I guess the first memory of abuse was when I was 5 and was asked if I had brushed my teeth. A common lie among kids. This started the first of three different punishments. The first would be to run 20 laps at the nearby park. A lap consisted of running through dried weeds to my knees, with the thorns and all the fun stuff that you never want to run through to a wall, touching it and coming back. I have gone back and actually measured it now and it is about 7/8 of a mile. So this would be assigned and I would get through about 10 a day, which I would get more tacked on the next day for not finishing. I would get no rest, except for a sip of water when I was dying. I remember intensely these times and the years having to run these laps and the time I had praying my life would end, so I would not have to suffer this way.
There were days where homework came and went, and besides writing my homework out 3 times each, I would then have to write standards to improve my penmanship. These would consist of 2 sentence standards that I would get assigned at least 5,000 a month, along with the laps I would run. To this day, this is the only reason why I am free from the pain, as my father finally saved some and showed the court to prove the type of mindset that I was put through.
Now some may say that neither of these were that bad, as everyone has gone through this at one point or another. But I never stopped. I was able to go out and play maybe a total of 8 days, and watch TV a total of 18 hours during my childhood.

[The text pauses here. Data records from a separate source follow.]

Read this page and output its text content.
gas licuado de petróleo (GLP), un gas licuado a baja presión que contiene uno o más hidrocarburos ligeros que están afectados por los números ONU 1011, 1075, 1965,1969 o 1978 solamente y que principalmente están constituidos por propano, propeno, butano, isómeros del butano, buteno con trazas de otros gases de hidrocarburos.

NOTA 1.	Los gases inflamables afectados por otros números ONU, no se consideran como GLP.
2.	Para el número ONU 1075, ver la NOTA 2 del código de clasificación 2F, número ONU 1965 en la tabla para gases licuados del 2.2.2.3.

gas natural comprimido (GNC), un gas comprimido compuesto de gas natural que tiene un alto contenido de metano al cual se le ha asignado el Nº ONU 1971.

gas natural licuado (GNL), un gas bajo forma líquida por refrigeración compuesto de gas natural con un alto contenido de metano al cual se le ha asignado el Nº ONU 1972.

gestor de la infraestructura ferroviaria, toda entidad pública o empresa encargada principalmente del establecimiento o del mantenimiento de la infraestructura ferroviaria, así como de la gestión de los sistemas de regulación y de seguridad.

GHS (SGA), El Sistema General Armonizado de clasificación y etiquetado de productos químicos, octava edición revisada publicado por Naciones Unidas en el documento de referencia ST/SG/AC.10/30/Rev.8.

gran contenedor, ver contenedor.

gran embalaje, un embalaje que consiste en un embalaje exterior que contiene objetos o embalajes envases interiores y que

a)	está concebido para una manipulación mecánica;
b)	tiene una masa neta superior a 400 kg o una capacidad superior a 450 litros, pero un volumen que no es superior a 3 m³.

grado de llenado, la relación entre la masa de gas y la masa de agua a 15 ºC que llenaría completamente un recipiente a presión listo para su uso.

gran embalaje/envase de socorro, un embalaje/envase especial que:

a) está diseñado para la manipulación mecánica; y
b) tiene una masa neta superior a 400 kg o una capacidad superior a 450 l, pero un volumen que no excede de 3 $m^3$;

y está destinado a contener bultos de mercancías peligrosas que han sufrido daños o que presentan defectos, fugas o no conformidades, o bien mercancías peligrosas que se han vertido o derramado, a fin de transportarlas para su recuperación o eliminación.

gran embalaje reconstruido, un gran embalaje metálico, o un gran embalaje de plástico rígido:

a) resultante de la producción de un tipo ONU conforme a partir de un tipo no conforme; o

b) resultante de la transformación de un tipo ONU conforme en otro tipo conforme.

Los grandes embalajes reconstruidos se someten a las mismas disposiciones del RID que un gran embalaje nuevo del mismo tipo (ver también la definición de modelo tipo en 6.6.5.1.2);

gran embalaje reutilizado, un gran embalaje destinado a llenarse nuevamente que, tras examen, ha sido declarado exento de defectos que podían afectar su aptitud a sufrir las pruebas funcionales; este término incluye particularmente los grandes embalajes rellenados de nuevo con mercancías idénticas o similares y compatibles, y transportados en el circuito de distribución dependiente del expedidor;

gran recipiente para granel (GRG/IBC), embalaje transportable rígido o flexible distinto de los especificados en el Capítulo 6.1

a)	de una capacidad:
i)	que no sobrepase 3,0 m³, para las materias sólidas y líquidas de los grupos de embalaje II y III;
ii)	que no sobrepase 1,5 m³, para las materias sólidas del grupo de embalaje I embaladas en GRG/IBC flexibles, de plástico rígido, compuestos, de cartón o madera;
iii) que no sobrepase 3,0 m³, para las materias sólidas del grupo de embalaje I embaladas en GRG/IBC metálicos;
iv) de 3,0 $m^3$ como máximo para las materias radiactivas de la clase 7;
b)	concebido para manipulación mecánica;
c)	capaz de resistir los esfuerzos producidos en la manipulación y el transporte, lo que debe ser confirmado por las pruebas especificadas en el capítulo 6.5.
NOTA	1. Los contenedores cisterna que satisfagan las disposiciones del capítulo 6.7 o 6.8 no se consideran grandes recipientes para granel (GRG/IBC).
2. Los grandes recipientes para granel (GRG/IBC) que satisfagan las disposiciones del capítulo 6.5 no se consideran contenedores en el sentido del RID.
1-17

The third punishment was a 5-foot bent plastic tubing from a toy, used as a paddle and was used until I would stop crying. Now as a child and always being wrong and punished, I seldom had a dry eye. So as for the other two punishments, if I didn't stop crying I would get an added 10 minutes of paddling, 1000 standards, or 10 laps, every 30 seconds until I stopped whimpering. Usually I could stop after 3 to 4 minutes, but would continue shortly after. I have been completely purple from the hips to the thighs numerous times.
The fourth would have been soap in the mouth, but I was allergic and it never came about. So my childhood from 5 - 15 was this. And if for some reason I had finished my punishment, I was able to clean the house, from head to toe with let's just say a military style inspection. If anything, and I mean anything, was out of place or had a speck of dust, I was to start all over. I remember for almost ten years wanting to run away, yet I had nowhere to go. I wanted to die, yet it wouldn't happen. So that would be the physical abuse.
For the mental abuse, I never fully realized it until recently and am still uncovering more details, but I was being raised by a pathological liar. Everything she said was to manipulate me against my father, which worked. I hated my father because I was told that all the parents fighting was because she wanted him to spend more time with me. Between that and being the only person I knew, I grew to love her and to believe that these punishments were for my own good. Never did I think that I was being mistreated.
When the divorce finally happened, I was turned over to my father, as my second mother was placed into a mental hospital, and deemed mentally incapable of being a parent. There were many more titles put on her, but I will show restraint. I am currently 24, and finding that the damage done has been much deeper than initially realized. I just hope that my story will help someone and that my case which was used in another similar case will be helpful to others as well.